I have a kernel that I run in two different streams to make sure that one kernel is executing while the host setup the next kernel (copy memory from and to gpu). How can I take the time a single kernel needs to execute in a system with more than one stream? If I use cuda events to take the time the results seems not to be correct. I think it takes the time from launch until the stream execution finished. But this is not necessary the time the kernel needs to execute, because it might have to wait for the last stream to finish first until it can start execution.
If I use nsight compute/trace i get perfect timings for each stream. Are these performance figurers also available my application?
What I need to do is this - maybe you have a much better idea how to get to that.

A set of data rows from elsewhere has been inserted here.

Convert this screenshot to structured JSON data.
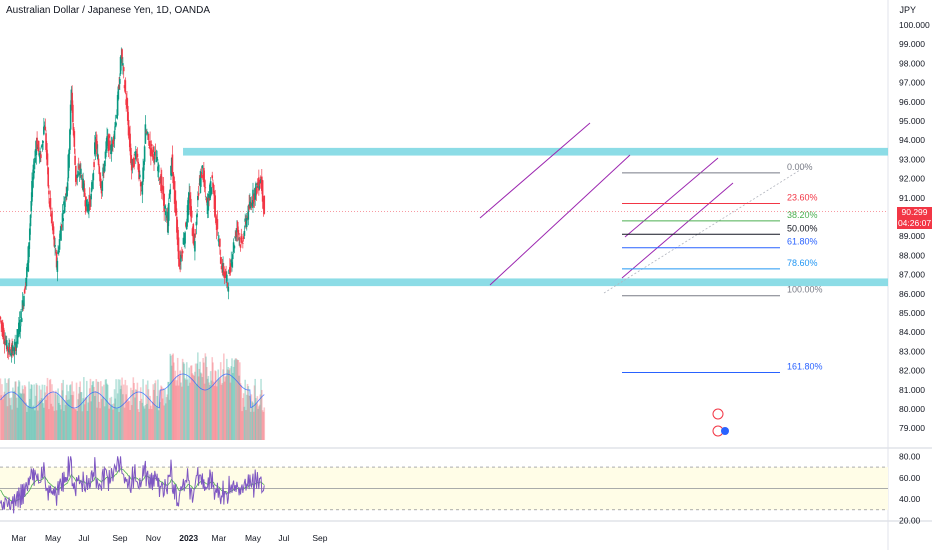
{
  "chart_title": "Australian Dollar / Japanese Yen, 1D, OANDA",
  "currency": "JPY",
  "last_price": "90.299",
  "countdown": "04:26:07",
  "colors": {
    "up": "#089981",
    "down": "#f23645",
    "zone": "#7fd8e3",
    "channel": "#9c27b0",
    "rsi": "#7e57c2",
    "ma": "#2962ff"
  },
  "chart_data": {
    "type": "candlestick",
    "title": "Australian Dollar / Japanese Yen, 1D, OANDA",
    "ylim": [
      78.5,
      100.5
    ],
    "y_ticks": [
      "100.000",
      "99.000",
      "98.000",
      "97.000",
      "96.000",
      "95.000",
      "94.000",
      "93.000",
      "92.000",
      "91.000",
      "90.000",
      "89.000",
      "88.000",
      "87.000",
      "86.000",
      "85.000",
      "84.000",
      "83.000",
      "82.000",
      "81.000",
      "80.000",
      "79.000"
    ],
    "x_ticks": [
      "Mar",
      "May",
      "Jul",
      "Sep",
      "Nov",
      "2023",
      "Mar",
      "May",
      "Jul",
      "Sep"
    ],
    "ohlc_path": [
      [
        "2022-01-28",
        84.8
      ],
      [
        "2022-02-10",
        83.2
      ],
      [
        "2022-02-24",
        83.0
      ],
      [
        "2022-03-08",
        84.8
      ],
      [
        "2022-03-20",
        87.5
      ],
      [
        "2022-03-28",
        91.5
      ],
      [
        "2022-04-05",
        94.0
      ],
      [
        "2022-04-12",
        93.0
      ],
      [
        "2022-04-20",
        95.0
      ],
      [
        "2022-04-28",
        91.0
      ],
      [
        "2022-05-12",
        87.5
      ],
      [
        "2022-05-20",
        89.5
      ],
      [
        "2022-06-01",
        92.0
      ],
      [
        "2022-06-08",
        96.5
      ],
      [
        "2022-06-16",
        92.0
      ],
      [
        "2022-06-24",
        92.5
      ],
      [
        "2022-07-06",
        90.5
      ],
      [
        "2022-07-14",
        91.0
      ],
      [
        "2022-07-22",
        94.0
      ],
      [
        "2022-08-02",
        91.5
      ],
      [
        "2022-08-12",
        94.0
      ],
      [
        "2022-08-20",
        93.5
      ],
      [
        "2022-08-30",
        95.5
      ],
      [
        "2022-09-07",
        98.5
      ],
      [
        "2022-09-16",
        96.0
      ],
      [
        "2022-09-26",
        92.5
      ],
      [
        "2022-10-05",
        93.5
      ],
      [
        "2022-10-14",
        91.0
      ],
      [
        "2022-10-21",
        94.5
      ],
      [
        "2022-10-31",
        93.5
      ],
      [
        "2022-11-10",
        93.0
      ],
      [
        "2022-11-20",
        91.5
      ],
      [
        "2022-11-30",
        89.5
      ],
      [
        "2022-12-08",
        93.0
      ],
      [
        "2022-12-16",
        90.0
      ],
      [
        "2022-12-22",
        87.5
      ],
      [
        "2022-12-31",
        89.0
      ],
      [
        "2023-01-09",
        91.0
      ],
      [
        "2023-01-18",
        88.5
      ],
      [
        "2023-01-26",
        91.5
      ],
      [
        "2023-02-02",
        92.5
      ],
      [
        "2023-02-10",
        90.5
      ],
      [
        "2023-02-20",
        92.0
      ],
      [
        "2023-02-28",
        89.5
      ],
      [
        "2023-03-09",
        87.5
      ],
      [
        "2023-03-20",
        86.5
      ],
      [
        "2023-03-28",
        88.0
      ],
      [
        "2023-04-06",
        89.5
      ],
      [
        "2023-04-14",
        88.5
      ],
      [
        "2023-04-24",
        90.0
      ],
      [
        "2023-05-04",
        91.0
      ],
      [
        "2023-05-12",
        91.5
      ],
      [
        "2023-05-20",
        92.0
      ],
      [
        "2023-05-26",
        90.3
      ]
    ],
    "horizontal_zones": [
      {
        "low": 93.2,
        "high": 93.6,
        "from": "2022-12-28"
      },
      {
        "low": 86.4,
        "high": 86.8,
        "from": "2022-01-28"
      }
    ],
    "fibonacci": [
      {
        "label": "0.00%",
        "value": 92.3,
        "color": "#787b86"
      },
      {
        "label": "23.60%",
        "value": 90.7,
        "color": "#f23645"
      },
      {
        "label": "38.20%",
        "value": 89.8,
        "color": "#4caf50"
      },
      {
        "label": "50.00%",
        "value": 89.1,
        "color": "#131722"
      },
      {
        "label": "61.80%",
        "value": 88.4,
        "color": "#2962ff"
      },
      {
        "label": "78.60%",
        "value": 87.3,
        "color": "#2196f3"
      },
      {
        "label": "100.00%",
        "value": 85.9,
        "color": "#787b86"
      },
      {
        "label": "161.80%",
        "value": 81.9,
        "color": "#2962ff"
      }
    ],
    "volume": "histogram, red/green bars with blue moving average",
    "rsi": {
      "y_ticks": [
        "80.00",
        "60.00",
        "40.00",
        "20.00"
      ],
      "ylim": [
        20,
        85
      ],
      "upper": 70,
      "middle": 50,
      "lower": 30,
      "last": 45
    }
  }
}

I have a pool with different kernels and one of them will run in 2 streams on a gpu. I need to run another kernel in a single stream parallel (alternating) that uses about 10% of the computetime the first/main kernel needs. So for example:
Kernel A from the pool runs in 2 stream and I need to run a special kernel Z that uses 10% of the performance of kernel A.

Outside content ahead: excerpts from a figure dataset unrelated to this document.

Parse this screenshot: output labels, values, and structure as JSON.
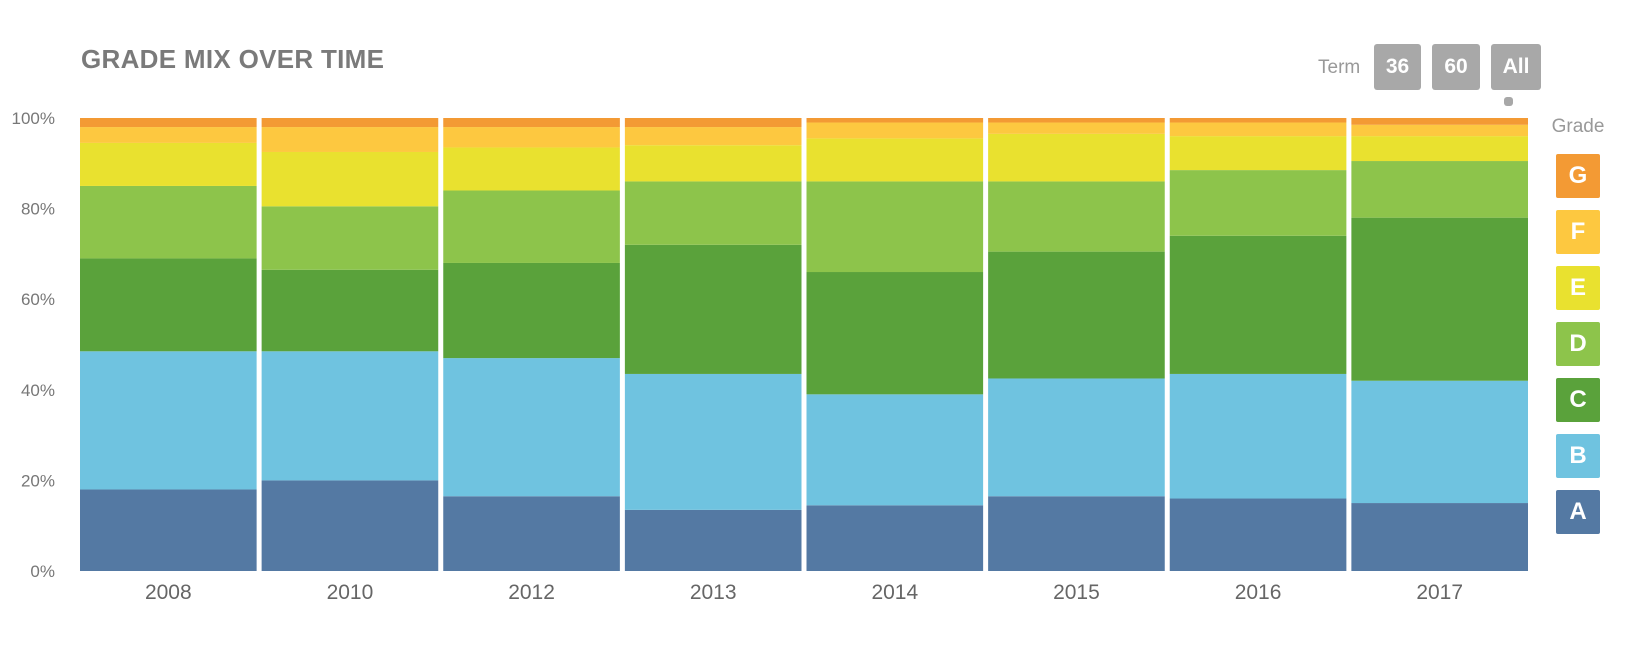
{
  "header": {
    "title": "GRADE MIX OVER TIME"
  },
  "term": {
    "label": "Term",
    "options": [
      "36",
      "60",
      "All"
    ],
    "selected": "All"
  },
  "legend": {
    "title": "Grade",
    "items": [
      {
        "name": "G",
        "color": "#f39a34"
      },
      {
        "name": "F",
        "color": "#fdc840"
      },
      {
        "name": "E",
        "color": "#e9e12f"
      },
      {
        "name": "D",
        "color": "#8dc44b"
      },
      {
        "name": "C",
        "color": "#5aa23b"
      },
      {
        "name": "B",
        "color": "#6fc3e0"
      },
      {
        "name": "A",
        "color": "#5479a3"
      }
    ]
  },
  "chart_data": {
    "type": "bar",
    "stacked": true,
    "normalized": true,
    "categories": [
      "2008",
      "2010",
      "2012",
      "2013",
      "2014",
      "2015",
      "2016",
      "2017"
    ],
    "yticks": [
      "0%",
      "20%",
      "40%",
      "60%",
      "80%",
      "100%"
    ],
    "ylim": [
      0,
      100
    ],
    "grid": false,
    "legend_position": "right",
    "series": [
      {
        "name": "A",
        "color": "#5479a3",
        "values": [
          18.0,
          20.0,
          16.5,
          13.5,
          14.5,
          16.5,
          16.0,
          15.0
        ]
      },
      {
        "name": "B",
        "color": "#6fc3e0",
        "values": [
          30.5,
          28.5,
          30.5,
          30.0,
          24.5,
          26.0,
          27.5,
          27.0
        ]
      },
      {
        "name": "C",
        "color": "#5aa23b",
        "values": [
          20.5,
          18.0,
          21.0,
          28.5,
          27.0,
          28.0,
          30.5,
          36.0
        ]
      },
      {
        "name": "D",
        "color": "#8dc44b",
        "values": [
          16.0,
          14.0,
          16.0,
          14.0,
          20.0,
          15.5,
          14.5,
          12.5
        ]
      },
      {
        "name": "E",
        "color": "#e9e12f",
        "values": [
          9.5,
          12.0,
          9.5,
          8.0,
          9.5,
          10.5,
          7.5,
          5.5
        ]
      },
      {
        "name": "F",
        "color": "#fdc840",
        "values": [
          3.5,
          5.5,
          4.5,
          4.0,
          3.5,
          2.5,
          3.0,
          2.5
        ]
      },
      {
        "name": "G",
        "color": "#f39a34",
        "values": [
          2.0,
          2.0,
          2.0,
          2.0,
          1.0,
          1.0,
          1.0,
          1.5
        ]
      }
    ]
  }
}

Since the kernel in the pool are all different I cannot run 10 time kernel from the pool and once kernel Z. I need somehow to run kernel Z that much, that the performance of kernel A drop for 10% compared to its performance without kernel Z running. The kernels do something different, so I cannot say if kernel A gives me 1000 results run kernel Z so that it gives me 100 results. Since Kernel A is running in 2 streams I cannot just measure the time it uses since the results are misleading.
Hope I put some light on the background why I try to measure the kernel times on a per stream basis.